C'était la première fois que je les voyais s'enlacer de la sorte et réalisai véritablement qu'ils étaient frère et sœur. Qu'ils ne partagent pas le même sang ni changeait rien, je pouvais sentir l'amour et l'affection qu'ils se portaient de là où je me trouvais.

— Ça va mieux ? lui demanda-t-il gentiment en l'embrassant sur le front.

— Oui, merci petit frère ! lui répondit-elle en se hissant sur la pointe des pieds pour lui ébouriffer les cheveux avant de s'écarter de lui et de s'essuyer les yeux d'un revers de main.

— Bon, je vais aller chercher Azaldée. Avec un peu de chance, si elle la lui décrit, elle pourra peut-être nous dire qui était la sorcière dont Eva nous a parlé.

— Elle va mieux ?

— Oui, une simple baisse de tension. D'après Cooper ce serait dû à la fatigue, la perte de sang et un trop faible taux de calories. Pour résumer, il n'y a pas assez à manger.

— Il n'a qu'à s'y coller, lui, aux fourneaux, il est marrant ! s'emporta Cat en reniflant.

— Il le sait bien sœurette. Il l'a dit sur le ton de la plaisanterie. Mais je pense que si nous voulons éviter d'autres malaises, ce serait bien d'assigner au moins deux personnes à la cuisine. Faire cuire des pâtes et réchauffer une sauce, n'importe qui doit en être capable quand même ?

Cat et moi nous regardâmes, réprimant une grimace autant qu'un éclat de rire.

— Demande à Uriel ou à Grant, lui dis-je. Il le cache bien mais c'est un vrai cordon bleu. En plus c'est sa cuisine.

Nicolas me sourit avant de redescendre l'escalier deux fois plus vite qu'il ne l'avait monté. Machinalement je regardai mon poignet même si cela faisait belle lurette que plus aucune montre ne s'y trouvait.

— Tu crois que l'on devrait partir en mission de sauvetage ? demandai-je à Cat en lorgnant vers le couloir de gauche et la porte de la salle de bain toujours close.

— Je ne sais pas... tu imagines si on les interrompait en pleine action ?

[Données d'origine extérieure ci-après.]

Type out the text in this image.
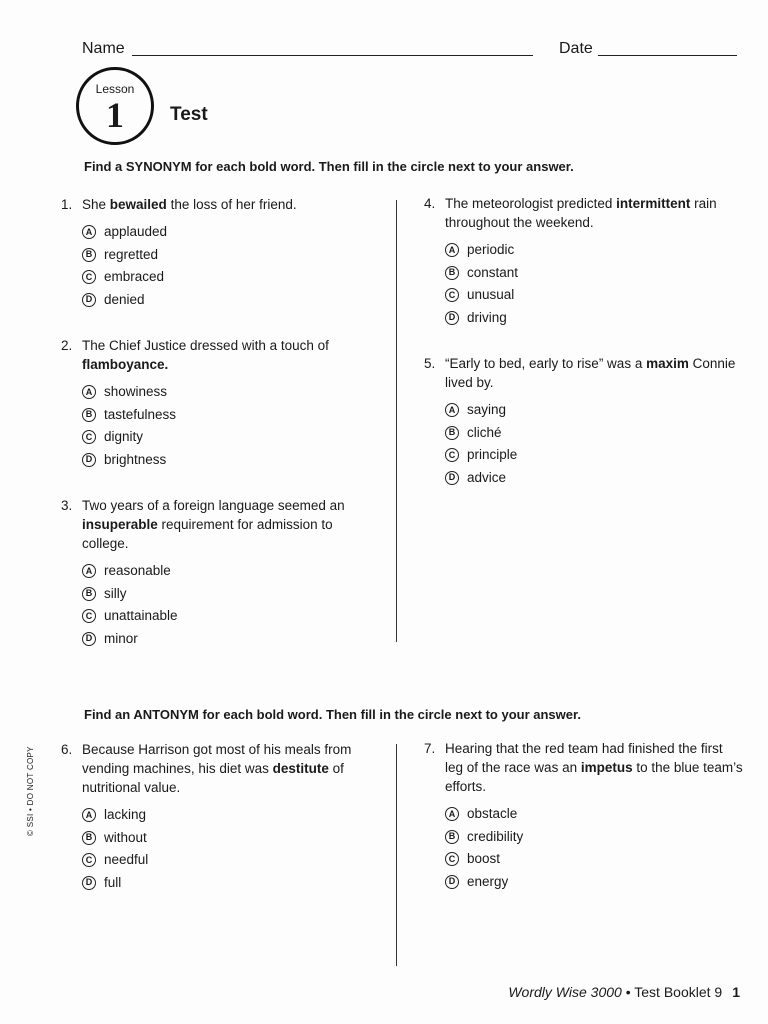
Name	Date
Lesson
1	Test
Find a SYNONYM for each bold word. Then fill in the circle next to your answer.
1. She bewailed the loss of her friend.
A applauded
B regretted
C embraced
D denied
2. The Chief Justice dressed with a touch of flamboyance.
A showiness
B tastefulness
C dignity
D brightness
3. Two years of a foreign language seemed an insuperable requirement for admission to college.
A reasonable
B silly
C unattainable
D minor
4. The meteorologist predicted intermittent rain throughout the weekend.
A periodic
B constant
C unusual
D driving
5. “Early to bed, early to rise” was a maxim Connie lived by.
A saying
B cliché
C principle
D advice
Find an ANTONYM for each bold word. Then fill in the circle next to your answer.
6. Because Harrison got most of his meals from vending machines, his diet was destitute of nutritional value.
A lacking
B without
C needful
D full
7. Hearing that the red team had finished the first leg of the race was an impetus to the blue team’s efforts.
A obstacle
B credibility
C boost
D energy
© SSI • DO NOT COPY
Wordly Wise 3000 • Test Booklet 9 1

Elle parvint à garder son sérieux devant mon air ahurit environ dix secondes avant d'éclater de rire. Hasard ou timing parfait, la porte s'ouvrit pile à cet instant, Lyn précédant Thomas dans le couloir. Je sondais leurs visages et leurs attitudes corporelles, en profitant pour me calmer, mais aucun indice ne m'aida à savoir comment cela s'était passé. J'interrogeai Lyn du regard lorsqu'ils nous rejoignirent mais la petite peste se contenta de nous gratifier d'un petit sourire en coin.

— Rose, trouves-tu Nicolas plus agité ou susceptible que d'ordinaire ? me demanda Thomas, allant droit au but comme à son habitude.

— Non, lui répondis-je après une seconde de réflexion. Pourquoi cette question ?

— Parce que ce comportement ne me ressemble pas. Depuis plusieurs jours, je réagis au quart de tour et de manière disproportionnée pour à peu près tout et n'importe quoi.

— J'ai suggéré qu'il était peut-être enceinte ?! intervint Lyn. Mais il n'a pas l'air de pencher pour cette option.

— Tu penses à quoi ? demandai-je à Thomas en réprimant de nouveau un éclat de rire.

— Je ne sais pas justement. Tu sais où est Grant ?

— Dans le salon, je pense.

— Nicolas et Azaldée aussi ?

— Oui, si tu te dépêches. Sinon tu peux les attendre ici, Nicolas devait l'emmener voir Eva, à l'étage.

A l'entente du prénom de la métamorphe, il grimaça.

— Je vais tenter ma chance en bas. Au pire, je les croiserais dans le couloir, dit-il en se tournant vers l'escalier.

Il avait déjà fait trois pas en direction des marches lorsqu'il se ravisa. Revenant sur ses pas, il attrapa la main de Lyn et l'attirant à lui, déposa un léger baiser sur ses lèvres, avant de partir sans se retourner.